Adding members (for strict mode)
When using strict, add each GitHub user who should be able to trigger the agent:
-- Add user (kind = 'github', id = 'github:<numeric-user-id>')
INSERT OR IGNORE INTO users (id, kind, display_name, created_at)
VALUES ('github:<user-id>', 'github', '<username>', datetime('now'));
-- Grant membership to the agent group
INSERT OR IGNORE INTO agent_group_members (user_id, agent_group_id)
VALUES ('github:<user-id>', '<agent-group-id>');
To find a GitHub user's numeric ID: gh api users/<username> --jq .id
Use per-thread session mode so each PR/issue gets its own agent session.
Next Steps
If you're in the middle of /setup, return to the setup flow now.
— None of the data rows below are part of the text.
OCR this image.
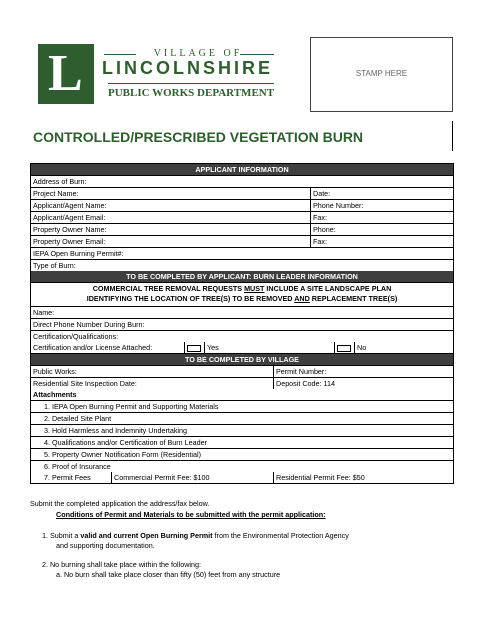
L	VILLAGE OF
LINCOLNSHIRE
PUBLIC WORKS DEPARTMENT
STAMP HERE
CONTROLLED/PRESCRIBED VEGETATION BURN
APPLICANT INFORMATION
Address of Burn:
Project Name:	Date:
Applicant/Agent Name:	Phone Number:
Applicant/Agent Email:	Fax:
Property Owner Name:	Phone:
Property Owner Email:	Fax:
IEPA Open Burning Permit#:
Type of Burn:
TO BE COMPLETED BY APPLICANT: BURN LEADER INFORMATION
COMMERCIAL TREE REMOVAL REQUESTS MUST INCLUDE A SITE LANDSCAPE PLAN
IDENTIFYING THE LOCATION OF TREE(S) TO BE REMOVED AND REPLACEMENT TREE(S)
Name:
Direct Phone Number During Burn:
Certification/Qualifications:
Certification and/or License Attached:	Yes	No
TO BE COMPLETED BY VILLAGE
Public Works:	Permit Number:
Residential Site Inspection Date:	Deposit Code: 114
Attachments
1. IEPA Open Burning Permit and Supporting Materials
2. Detailed Site Plant
3. Hold Harmless and Indemnity Undertaking
4. Qualifications and/or Certification of Burn Leader
5. Property Owner Notification Form (Residential)
6. Proof of Insurance
7. Permit Fees	Commercial Permit Fee: $100	Residential Permit Fee: $50
Submit the completed application the address/fax below.
Conditions of Permit and Materials to be submitted with the permit application:
1. Submit a valid and current Open Burning Permit from the Environmental Protection Agency
and supporting documentation.
2. No burning shall take place within the following:
a. No burn shall take place closer than fifty (50) feet from any structure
Otherwise, restart the service (systemctl --user restart nanoclaw or launchctl kickstart -k gui/$(id -u)/com.nanoclaw) to pick up the new channel.
Channel Info
- type:
github - terminology: GitHub has "repositories" containing "pull requests" and "issues." Each PR or issue comment thread is a separate conversation.
- how-to-find-id: The platform ID is
github:owner/repo(e.g.github:acme/backend). Each PR/issue becomes its own thread automatically. - supports-threads: yes (PR and issue comment threads are native conversations)
- typical-use: Webhook-driven — the agent receives PR and issue comment events and responds in comment threads when @-mentioned. After the first mention, the thread is subscribed and the agent responds to all follow-up comments.
- default-isolation: Use
per-threadsession mode. Each PR or issue gets its own isolated agent session. Typically wire to a dedicated agent group if the repo contains sensitive code.